三郎はその時々の舞台に必要な稽古を徹底的にやるという、非常にわかりやすい方針で弥三郎を鍛えてくれたのだが、十郎は違った。十郎が主に教えてくれるのは、初心の者に学ばせるような、ごく基本的な型で構成された仕舞が多かった。

中には弥三郎もほとんど空で覚えているようなものもあったが、十郎はそれを事細かに、型の一つひとつの仕組みを解き明かすように、丁寧に教えてくれるのであった。

型には一つひとつ意味がある。弥三郎はそんな風に思うようになった。型の意味とは、月を見たり、喜びを表したり、そういう型ももちろんあるのだが、それだけではない。舞全体の中で、その型がそこにある意味、ある型からその型へ、そして次の型へとつないでゆくその流れ、それが舞の流れを作り、舞全体の姿を形作っていく。

それを意識すれば、型への入り方も、次の型へのつなぎ方も通り一遍ではいられなくなる。その舞の中のその型の、こうでなくてはならぬという姿があることに、目を開かされたのである。

それは三郎が口癖のように言う、序破急(じょはきゅう)というものに大きく関わることのように思えた。

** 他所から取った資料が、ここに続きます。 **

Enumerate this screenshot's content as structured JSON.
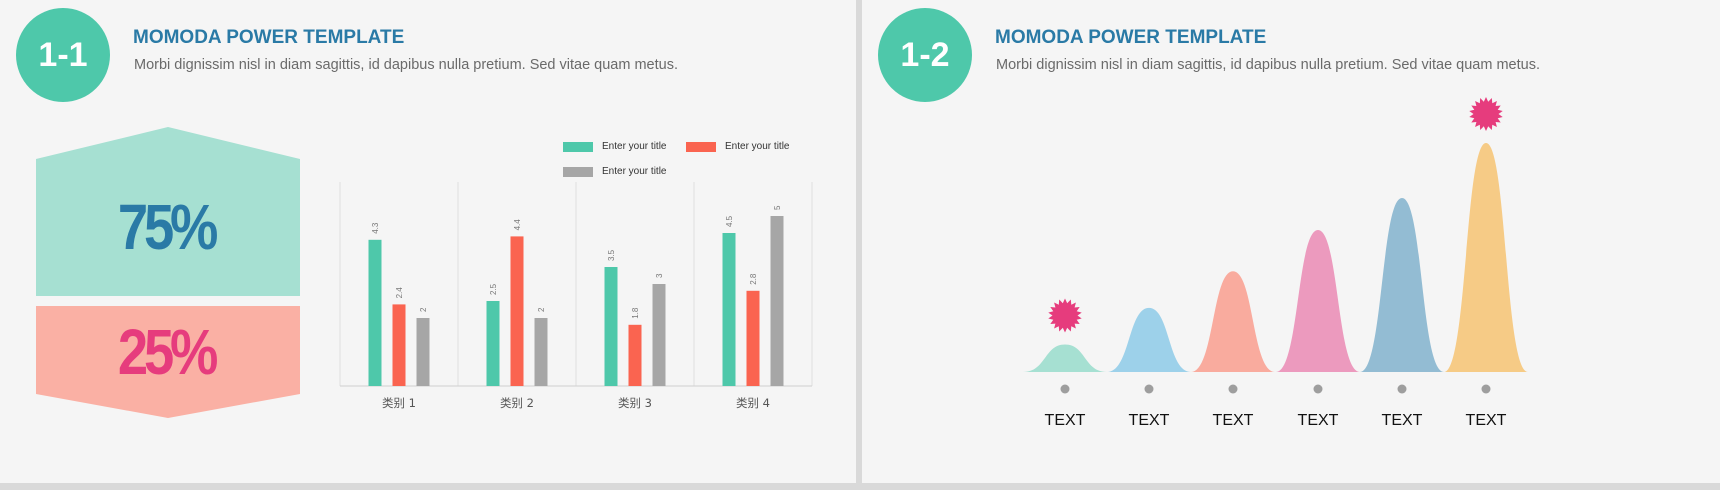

「序破急をつけろ」「序破急がない」と、三郎が謎のように投げかける序破急という言葉を、十郎はそれと言わずに柔らかく解きほぐして教えてくれているような、そんな気が弥三郎にはするのであった。

これは、ものすごく大事なことを教えてもらっているのではないだろうか。弥三郎は次第にそんな風に思うようになった。そしてそのことが、段々と重荷に感じられるようになってくるのだった。不思議なことであった。

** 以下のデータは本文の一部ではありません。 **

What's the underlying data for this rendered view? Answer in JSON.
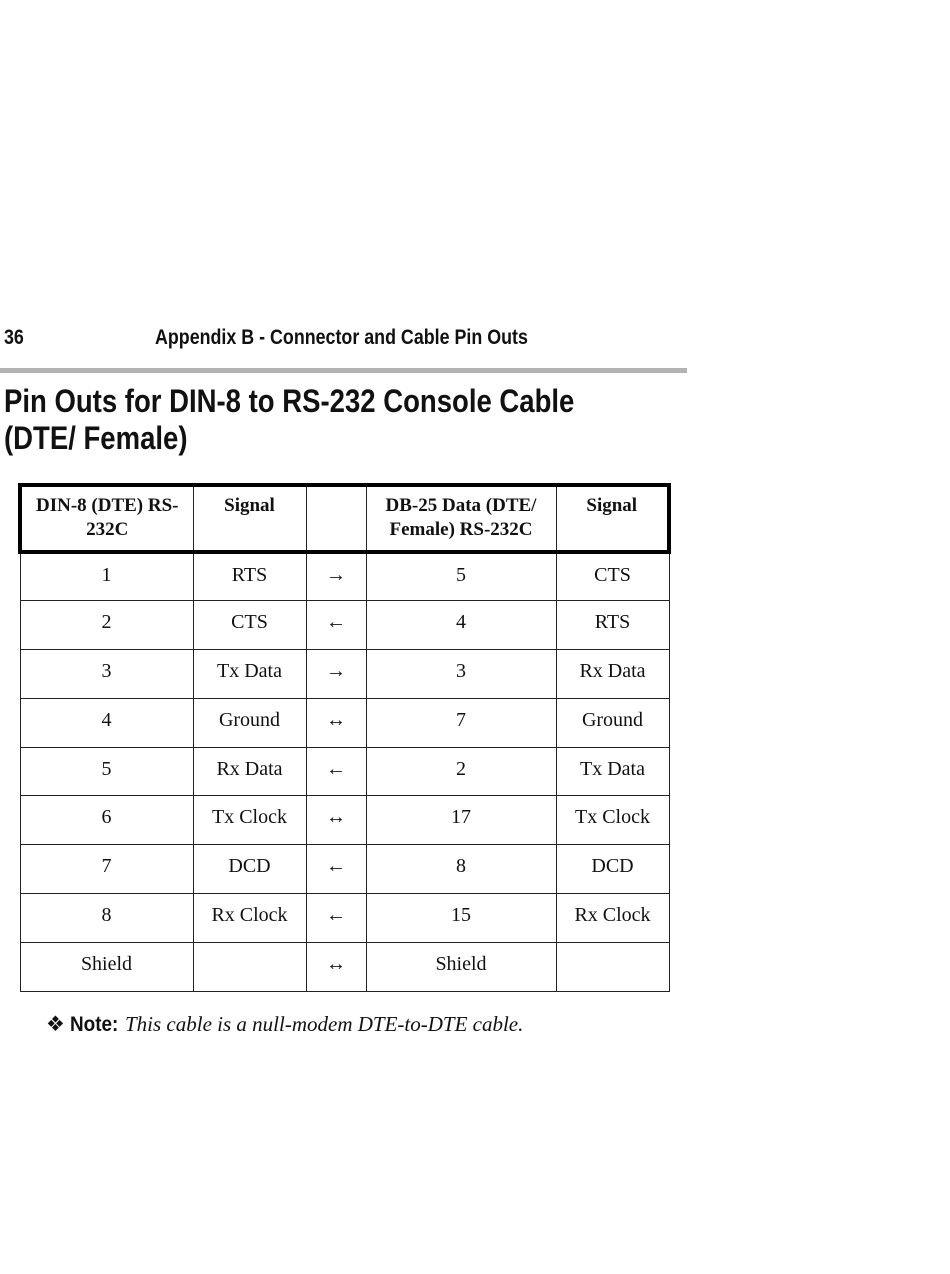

十郎の態度には押しつけがましいところが微塵(みじん)も無い。純粋に能を教えるのが楽しく、弥三郎がそれを吸収して成長するのが嬉しいと心底から思っているのがわかるのだ。それなのに、弥三郎の方にはどこか疚(やま)しいような気持ちが兆(きざ)している。

同じ大和猿楽の仲間とはいえ、結崎と円満井という別々の座に属する者どうし、言わば競争相手である。立合の能ともなれば奥の手は隠しておいて、いかに相手を出し抜くかに心を傾ける、それが当たり前のことだと思っている。

そのことと、十郎から寄せられる好意の大きさが弥三郎の中で折り合わず、何か大きな借りをつくっているような、そんな気持ちになってしまっているのであった。